Arteriovenous Malformation

Findings:
Axial  CT image shows a large amount of hemorrhage in mildly dilated lateral ventricles, associated with parenchymal hemorrhage/hyperdensity in the left thalamus. The axial MR images show various ages of blood products in the posterior left thalamus, asociated with surrounding T2 hyperintensity representing edema. A large flow void is present in the region of the left internal cerebral vein. AP early phase left internal carotid arteriogram shows a complex tangle of vessels in the region of the thalamus, associated with a large early draining vein.

Differential Diagnosis:
For intraventricular hemorrhage in this location seen on CT, the differential diagnosis would include hypertensive hemorrhage with rupture into the ventricles, hemorrhagic tumor (primary or met), or ruptured vascular malformation.

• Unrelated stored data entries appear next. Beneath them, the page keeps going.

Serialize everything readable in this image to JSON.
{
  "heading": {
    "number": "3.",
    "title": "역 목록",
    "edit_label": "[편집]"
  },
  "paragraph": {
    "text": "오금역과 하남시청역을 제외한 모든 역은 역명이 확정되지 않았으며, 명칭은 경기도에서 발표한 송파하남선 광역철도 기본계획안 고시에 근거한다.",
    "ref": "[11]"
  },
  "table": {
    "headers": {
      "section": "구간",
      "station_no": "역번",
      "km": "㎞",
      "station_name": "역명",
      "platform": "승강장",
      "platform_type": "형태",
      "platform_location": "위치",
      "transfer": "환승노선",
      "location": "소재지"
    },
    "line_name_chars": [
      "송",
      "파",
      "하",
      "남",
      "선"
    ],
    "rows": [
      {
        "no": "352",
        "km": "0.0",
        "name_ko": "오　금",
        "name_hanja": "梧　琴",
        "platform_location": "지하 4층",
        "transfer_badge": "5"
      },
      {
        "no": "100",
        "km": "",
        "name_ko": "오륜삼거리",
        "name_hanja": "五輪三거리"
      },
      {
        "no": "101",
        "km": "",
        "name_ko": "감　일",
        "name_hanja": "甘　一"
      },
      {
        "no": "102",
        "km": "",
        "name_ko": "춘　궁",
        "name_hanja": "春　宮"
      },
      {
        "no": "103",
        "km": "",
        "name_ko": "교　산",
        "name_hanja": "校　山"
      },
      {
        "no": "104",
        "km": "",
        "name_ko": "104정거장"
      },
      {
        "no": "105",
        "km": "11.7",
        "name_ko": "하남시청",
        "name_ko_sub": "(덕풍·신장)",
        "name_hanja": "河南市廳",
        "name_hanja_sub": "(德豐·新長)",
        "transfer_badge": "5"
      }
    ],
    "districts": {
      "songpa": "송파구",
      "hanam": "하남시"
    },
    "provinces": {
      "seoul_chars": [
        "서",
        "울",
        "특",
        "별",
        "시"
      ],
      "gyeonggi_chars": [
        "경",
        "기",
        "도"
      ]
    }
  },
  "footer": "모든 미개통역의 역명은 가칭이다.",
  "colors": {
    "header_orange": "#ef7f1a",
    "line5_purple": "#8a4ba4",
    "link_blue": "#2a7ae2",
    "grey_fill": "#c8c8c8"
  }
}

No other reasonable ddx for MR and angio appearance except for the unlikely highly vascular glioma.

Discussion:
   -5% of intracranial hemorrhages from vascular malformation (includes cavernoma and others)
   -80-90% supratentorial, 2-3%/yr risk of bleed- 2x-3x increased in year following bleed
   -types:
        -pial (75%)- ICA supply only
        -pial/dural (15%)- ICA/ECA supply
        -dural (10%)- ECA supply, acquired (dural sinus thrombosis)
   -graded according to size, location, and vascular supply (deeper, larger, multiple supply/drainage= higher grading)
   -replace normal brain- usually solitary (multiple in Wyburg -Mason and Osler Weber Rendu)
   -clinical presentation: hemorrhage 50%, sz 25%, neuro deficit 20-25%.
   -+/- ring enhancing on CT, 25% Ca++, 10% feeding artery aneurysm
This lesion represents a pial AVM, and would be difficult to treat surgically due to its deep location and deep venous drainage.